I remeber well early discussion saying that "we" should avoid invovling the warlords cos they weere in their own way as much a paort of the problem as the Taliban. Yet, once it was realised you needed boots on the ground, the warlords were on board.
Also, deliberately targeting marginal agricultural water systems was vindictive. You end up catching crap for that. Oh....we did. keep to the Fen Causeway
The important thing was to have a war, any war, and kill somebody. Sun Tzu, it was not. The Fates are kind.
Now, whether it was effective is another matter entirely. Whether it could have been effective is a wholly third issue.
- Jake If you only spend 20 minutes of the rest of your life on economics, go spend them here.
So you exemplify my point.
Had to attack somebody. Didn't matter who. The Fates are kind.
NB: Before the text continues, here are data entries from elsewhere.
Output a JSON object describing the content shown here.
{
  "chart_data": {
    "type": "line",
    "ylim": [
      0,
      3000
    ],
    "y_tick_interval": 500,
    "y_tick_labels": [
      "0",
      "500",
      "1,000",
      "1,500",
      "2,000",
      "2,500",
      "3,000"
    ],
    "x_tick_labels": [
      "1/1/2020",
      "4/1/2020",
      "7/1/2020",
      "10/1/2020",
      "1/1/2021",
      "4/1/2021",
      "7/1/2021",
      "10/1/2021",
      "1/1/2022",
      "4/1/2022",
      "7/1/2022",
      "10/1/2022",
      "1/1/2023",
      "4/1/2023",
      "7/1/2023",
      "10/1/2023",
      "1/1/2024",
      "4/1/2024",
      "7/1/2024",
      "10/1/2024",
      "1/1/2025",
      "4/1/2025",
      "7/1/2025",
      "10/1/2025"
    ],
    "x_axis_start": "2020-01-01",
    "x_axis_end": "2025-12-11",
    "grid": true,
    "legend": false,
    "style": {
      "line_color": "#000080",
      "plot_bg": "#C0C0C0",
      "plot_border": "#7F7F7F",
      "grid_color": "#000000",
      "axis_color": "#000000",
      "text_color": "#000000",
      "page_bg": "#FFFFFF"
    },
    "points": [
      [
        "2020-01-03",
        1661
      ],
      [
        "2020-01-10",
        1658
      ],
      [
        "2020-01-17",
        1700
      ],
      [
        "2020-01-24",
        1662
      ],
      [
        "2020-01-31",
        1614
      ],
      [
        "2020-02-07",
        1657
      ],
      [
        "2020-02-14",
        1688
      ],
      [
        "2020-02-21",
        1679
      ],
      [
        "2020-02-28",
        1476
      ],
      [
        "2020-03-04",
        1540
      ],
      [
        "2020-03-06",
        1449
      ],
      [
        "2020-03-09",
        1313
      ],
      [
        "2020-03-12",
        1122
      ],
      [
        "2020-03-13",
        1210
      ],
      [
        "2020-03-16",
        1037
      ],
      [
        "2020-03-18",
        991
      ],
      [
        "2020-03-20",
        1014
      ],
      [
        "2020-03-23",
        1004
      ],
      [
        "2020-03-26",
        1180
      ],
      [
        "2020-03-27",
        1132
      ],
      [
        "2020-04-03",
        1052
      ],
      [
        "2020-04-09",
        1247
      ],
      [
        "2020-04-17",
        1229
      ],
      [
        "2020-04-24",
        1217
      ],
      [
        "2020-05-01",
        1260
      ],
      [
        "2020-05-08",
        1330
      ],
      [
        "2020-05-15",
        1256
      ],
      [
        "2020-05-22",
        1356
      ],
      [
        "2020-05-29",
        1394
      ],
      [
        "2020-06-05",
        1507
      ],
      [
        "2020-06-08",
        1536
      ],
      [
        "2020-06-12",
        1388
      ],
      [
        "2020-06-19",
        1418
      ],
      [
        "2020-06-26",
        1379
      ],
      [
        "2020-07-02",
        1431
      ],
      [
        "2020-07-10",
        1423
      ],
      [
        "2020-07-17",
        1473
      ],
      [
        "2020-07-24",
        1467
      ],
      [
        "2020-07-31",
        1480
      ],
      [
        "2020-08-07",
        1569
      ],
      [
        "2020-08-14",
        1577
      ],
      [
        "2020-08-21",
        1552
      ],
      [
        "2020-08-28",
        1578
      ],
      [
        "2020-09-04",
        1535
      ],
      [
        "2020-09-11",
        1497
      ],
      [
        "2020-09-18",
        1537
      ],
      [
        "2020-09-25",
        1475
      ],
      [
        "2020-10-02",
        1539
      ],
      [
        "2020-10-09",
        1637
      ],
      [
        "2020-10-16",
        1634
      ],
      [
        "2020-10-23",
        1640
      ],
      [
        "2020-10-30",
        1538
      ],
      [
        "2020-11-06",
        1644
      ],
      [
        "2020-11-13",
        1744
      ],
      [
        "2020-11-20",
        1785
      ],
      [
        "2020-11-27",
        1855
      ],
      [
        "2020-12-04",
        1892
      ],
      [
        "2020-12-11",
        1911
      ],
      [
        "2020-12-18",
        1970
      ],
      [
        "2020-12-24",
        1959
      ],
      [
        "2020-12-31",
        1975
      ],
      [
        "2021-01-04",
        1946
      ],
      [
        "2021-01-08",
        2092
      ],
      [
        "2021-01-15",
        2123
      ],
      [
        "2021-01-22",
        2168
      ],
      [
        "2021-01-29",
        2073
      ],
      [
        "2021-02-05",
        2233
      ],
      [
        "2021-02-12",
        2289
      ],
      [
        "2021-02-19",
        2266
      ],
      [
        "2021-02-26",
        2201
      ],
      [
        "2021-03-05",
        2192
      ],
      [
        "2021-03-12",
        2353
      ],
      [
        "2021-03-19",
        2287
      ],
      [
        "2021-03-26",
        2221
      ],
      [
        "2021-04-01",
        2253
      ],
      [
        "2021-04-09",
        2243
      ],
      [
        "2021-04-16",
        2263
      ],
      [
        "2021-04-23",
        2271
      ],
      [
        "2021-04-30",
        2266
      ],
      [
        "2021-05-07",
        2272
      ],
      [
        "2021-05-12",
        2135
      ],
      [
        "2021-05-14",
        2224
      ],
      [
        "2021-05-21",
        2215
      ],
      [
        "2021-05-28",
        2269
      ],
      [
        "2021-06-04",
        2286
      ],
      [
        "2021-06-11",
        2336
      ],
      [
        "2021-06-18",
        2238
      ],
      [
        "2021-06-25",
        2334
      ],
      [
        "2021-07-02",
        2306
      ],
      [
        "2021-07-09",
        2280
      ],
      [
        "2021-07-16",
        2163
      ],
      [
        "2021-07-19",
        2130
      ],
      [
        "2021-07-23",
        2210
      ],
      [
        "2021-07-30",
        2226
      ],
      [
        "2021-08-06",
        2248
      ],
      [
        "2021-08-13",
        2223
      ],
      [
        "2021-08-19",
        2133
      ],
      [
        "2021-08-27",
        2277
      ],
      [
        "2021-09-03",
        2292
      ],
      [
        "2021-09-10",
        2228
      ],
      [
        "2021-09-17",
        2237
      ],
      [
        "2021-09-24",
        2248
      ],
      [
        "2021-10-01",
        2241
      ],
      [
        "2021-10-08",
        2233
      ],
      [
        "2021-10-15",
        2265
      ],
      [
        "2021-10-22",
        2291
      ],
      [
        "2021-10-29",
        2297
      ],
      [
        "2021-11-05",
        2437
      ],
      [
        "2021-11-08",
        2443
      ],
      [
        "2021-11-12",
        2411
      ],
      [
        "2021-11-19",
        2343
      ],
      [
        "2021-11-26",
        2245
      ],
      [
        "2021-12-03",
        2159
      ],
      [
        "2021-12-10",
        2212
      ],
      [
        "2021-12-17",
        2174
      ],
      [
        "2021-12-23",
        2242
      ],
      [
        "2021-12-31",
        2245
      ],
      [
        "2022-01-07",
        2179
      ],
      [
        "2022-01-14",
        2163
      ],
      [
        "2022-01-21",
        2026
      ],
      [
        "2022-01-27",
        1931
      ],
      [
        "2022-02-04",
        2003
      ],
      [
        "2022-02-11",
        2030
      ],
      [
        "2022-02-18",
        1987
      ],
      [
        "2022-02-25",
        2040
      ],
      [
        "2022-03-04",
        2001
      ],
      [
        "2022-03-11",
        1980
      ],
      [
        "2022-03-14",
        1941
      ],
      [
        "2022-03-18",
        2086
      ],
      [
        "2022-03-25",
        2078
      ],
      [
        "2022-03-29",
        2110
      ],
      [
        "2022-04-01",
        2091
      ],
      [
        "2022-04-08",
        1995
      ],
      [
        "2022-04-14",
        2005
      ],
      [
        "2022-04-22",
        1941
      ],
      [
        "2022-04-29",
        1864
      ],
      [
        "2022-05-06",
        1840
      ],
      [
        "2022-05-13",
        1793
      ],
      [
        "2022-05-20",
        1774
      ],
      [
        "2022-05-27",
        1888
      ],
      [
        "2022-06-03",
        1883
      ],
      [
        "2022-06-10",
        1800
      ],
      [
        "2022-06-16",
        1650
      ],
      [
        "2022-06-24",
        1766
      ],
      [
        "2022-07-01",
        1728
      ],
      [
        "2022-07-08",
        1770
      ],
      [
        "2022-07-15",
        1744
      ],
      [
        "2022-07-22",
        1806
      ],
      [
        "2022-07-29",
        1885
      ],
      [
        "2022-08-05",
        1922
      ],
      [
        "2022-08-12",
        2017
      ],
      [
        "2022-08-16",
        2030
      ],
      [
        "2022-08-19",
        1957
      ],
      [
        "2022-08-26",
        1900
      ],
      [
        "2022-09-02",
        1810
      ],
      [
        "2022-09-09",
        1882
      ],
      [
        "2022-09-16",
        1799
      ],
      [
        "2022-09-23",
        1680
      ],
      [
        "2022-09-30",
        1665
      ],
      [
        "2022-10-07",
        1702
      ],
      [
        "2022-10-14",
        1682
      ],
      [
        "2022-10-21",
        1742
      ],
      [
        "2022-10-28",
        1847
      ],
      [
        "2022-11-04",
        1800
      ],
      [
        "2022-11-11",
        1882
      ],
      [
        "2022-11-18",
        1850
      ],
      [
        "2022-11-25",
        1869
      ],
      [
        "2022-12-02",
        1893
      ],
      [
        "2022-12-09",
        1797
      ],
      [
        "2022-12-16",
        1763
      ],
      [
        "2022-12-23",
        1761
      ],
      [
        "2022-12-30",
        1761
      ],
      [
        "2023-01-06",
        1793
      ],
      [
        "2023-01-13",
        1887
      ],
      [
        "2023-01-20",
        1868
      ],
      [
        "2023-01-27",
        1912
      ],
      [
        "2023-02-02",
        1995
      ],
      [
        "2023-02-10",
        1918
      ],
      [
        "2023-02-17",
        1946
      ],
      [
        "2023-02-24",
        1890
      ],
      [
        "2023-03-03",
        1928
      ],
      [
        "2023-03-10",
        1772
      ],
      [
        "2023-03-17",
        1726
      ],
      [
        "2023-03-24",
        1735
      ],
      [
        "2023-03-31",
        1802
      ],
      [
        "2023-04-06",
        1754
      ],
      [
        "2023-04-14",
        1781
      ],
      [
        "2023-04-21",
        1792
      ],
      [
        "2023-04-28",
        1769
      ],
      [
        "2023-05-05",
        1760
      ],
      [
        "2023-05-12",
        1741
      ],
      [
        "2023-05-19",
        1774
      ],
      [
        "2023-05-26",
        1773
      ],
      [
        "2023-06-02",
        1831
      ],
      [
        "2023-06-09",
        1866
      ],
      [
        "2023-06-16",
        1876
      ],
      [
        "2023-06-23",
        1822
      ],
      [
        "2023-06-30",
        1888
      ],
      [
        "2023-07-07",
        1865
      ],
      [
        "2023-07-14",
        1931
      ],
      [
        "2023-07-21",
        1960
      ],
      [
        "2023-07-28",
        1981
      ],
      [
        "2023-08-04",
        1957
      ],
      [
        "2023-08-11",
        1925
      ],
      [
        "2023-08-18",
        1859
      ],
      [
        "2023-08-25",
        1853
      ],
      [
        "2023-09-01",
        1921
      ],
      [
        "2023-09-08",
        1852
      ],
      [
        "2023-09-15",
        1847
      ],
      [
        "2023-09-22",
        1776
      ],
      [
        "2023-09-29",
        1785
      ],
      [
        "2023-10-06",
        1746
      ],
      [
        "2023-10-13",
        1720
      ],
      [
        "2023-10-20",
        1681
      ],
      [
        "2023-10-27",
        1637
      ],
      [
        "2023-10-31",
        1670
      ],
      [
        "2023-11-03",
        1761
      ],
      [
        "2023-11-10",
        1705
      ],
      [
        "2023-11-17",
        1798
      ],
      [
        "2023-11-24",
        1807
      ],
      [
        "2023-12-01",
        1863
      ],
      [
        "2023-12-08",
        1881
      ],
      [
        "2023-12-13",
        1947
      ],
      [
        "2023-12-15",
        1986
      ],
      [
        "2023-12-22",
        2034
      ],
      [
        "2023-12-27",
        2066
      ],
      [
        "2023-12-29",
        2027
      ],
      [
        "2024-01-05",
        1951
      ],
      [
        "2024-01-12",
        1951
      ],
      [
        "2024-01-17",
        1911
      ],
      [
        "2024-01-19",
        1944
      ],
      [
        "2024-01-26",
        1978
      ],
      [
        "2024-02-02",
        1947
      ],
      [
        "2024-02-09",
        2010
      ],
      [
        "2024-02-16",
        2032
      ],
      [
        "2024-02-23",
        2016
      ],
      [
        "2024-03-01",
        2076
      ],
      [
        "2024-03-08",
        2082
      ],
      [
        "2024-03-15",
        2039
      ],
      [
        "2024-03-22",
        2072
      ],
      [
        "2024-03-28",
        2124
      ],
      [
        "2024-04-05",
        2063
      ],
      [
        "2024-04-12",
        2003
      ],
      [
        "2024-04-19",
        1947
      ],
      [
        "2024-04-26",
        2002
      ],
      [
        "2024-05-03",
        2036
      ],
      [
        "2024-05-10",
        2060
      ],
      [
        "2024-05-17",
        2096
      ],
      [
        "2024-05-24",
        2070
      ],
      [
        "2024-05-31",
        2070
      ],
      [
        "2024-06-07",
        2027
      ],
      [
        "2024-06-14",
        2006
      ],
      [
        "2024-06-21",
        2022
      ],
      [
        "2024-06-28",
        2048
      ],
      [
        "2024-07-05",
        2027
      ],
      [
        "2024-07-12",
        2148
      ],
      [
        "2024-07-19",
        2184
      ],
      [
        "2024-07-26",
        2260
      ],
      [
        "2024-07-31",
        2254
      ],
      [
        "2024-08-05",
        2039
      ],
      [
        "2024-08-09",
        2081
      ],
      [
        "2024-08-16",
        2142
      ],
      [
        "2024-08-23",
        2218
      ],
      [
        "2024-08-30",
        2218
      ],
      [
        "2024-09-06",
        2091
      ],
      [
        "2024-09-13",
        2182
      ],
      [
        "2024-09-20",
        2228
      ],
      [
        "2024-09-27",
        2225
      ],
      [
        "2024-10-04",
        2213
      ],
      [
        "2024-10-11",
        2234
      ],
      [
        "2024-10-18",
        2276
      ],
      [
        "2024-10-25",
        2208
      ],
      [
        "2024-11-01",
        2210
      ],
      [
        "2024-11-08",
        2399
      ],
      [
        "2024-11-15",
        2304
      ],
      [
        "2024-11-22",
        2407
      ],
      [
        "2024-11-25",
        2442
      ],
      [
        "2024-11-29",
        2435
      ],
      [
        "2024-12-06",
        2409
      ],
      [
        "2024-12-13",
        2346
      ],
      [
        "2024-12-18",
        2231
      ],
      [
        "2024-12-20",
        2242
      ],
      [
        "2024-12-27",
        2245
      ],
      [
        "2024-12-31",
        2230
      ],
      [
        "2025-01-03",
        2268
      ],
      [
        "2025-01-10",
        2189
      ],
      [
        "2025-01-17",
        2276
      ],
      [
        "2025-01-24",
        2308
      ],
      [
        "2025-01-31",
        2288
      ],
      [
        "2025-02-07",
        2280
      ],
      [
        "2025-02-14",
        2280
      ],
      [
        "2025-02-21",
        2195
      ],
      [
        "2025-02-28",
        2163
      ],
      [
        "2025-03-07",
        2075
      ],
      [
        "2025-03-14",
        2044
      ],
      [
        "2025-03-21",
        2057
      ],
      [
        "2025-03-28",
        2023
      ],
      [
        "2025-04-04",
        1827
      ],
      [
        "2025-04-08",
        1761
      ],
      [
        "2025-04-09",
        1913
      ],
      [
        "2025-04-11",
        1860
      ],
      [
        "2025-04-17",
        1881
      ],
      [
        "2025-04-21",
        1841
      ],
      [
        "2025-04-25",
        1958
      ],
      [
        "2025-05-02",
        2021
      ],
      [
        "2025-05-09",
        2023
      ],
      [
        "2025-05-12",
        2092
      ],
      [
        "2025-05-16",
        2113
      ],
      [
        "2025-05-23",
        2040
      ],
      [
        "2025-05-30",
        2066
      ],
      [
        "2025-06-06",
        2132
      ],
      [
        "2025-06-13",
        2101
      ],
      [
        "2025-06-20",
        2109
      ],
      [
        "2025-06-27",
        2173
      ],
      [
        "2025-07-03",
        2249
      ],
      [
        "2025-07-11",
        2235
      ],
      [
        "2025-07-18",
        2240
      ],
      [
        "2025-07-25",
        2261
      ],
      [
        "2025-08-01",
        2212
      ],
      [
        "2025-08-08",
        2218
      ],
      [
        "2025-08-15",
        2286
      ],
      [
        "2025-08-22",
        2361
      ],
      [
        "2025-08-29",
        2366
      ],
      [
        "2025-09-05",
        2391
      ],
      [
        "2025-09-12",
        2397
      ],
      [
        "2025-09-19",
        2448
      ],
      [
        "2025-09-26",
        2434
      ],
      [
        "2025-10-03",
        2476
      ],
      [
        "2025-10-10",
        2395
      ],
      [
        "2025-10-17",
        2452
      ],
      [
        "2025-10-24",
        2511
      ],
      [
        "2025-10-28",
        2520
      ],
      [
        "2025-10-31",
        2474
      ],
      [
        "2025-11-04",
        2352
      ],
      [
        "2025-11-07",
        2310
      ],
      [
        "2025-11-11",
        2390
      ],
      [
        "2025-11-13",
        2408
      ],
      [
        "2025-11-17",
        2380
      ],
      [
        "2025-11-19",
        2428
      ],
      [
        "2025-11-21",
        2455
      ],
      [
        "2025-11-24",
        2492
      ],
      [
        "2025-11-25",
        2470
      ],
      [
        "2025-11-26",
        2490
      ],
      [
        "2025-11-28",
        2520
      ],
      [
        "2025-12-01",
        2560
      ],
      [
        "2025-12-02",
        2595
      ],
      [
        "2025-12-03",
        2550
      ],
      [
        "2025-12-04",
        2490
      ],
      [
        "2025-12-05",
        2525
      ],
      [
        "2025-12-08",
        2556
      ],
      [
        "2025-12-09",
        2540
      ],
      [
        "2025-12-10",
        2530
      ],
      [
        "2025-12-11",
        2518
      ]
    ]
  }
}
Further, what they really wanted all along was to attack Saddam Hussein (no, this isn't hindsight, we know that from leaked memos - sufficiently unflattering memos to be pretty sure that the leak wasn't orchestrated), so it seems rather unlikely to me that they'd invent Been Forgotten out of thin air if they were just looking for a scapegoat. Especially since it would risk upsetting their lucrative deals with Been Forgotten's Saudi friends and family.
Now, I'm not doubting the Bush regime's mendacity, but blaming Been Forgotten wasn't in their selfish interest in the first place.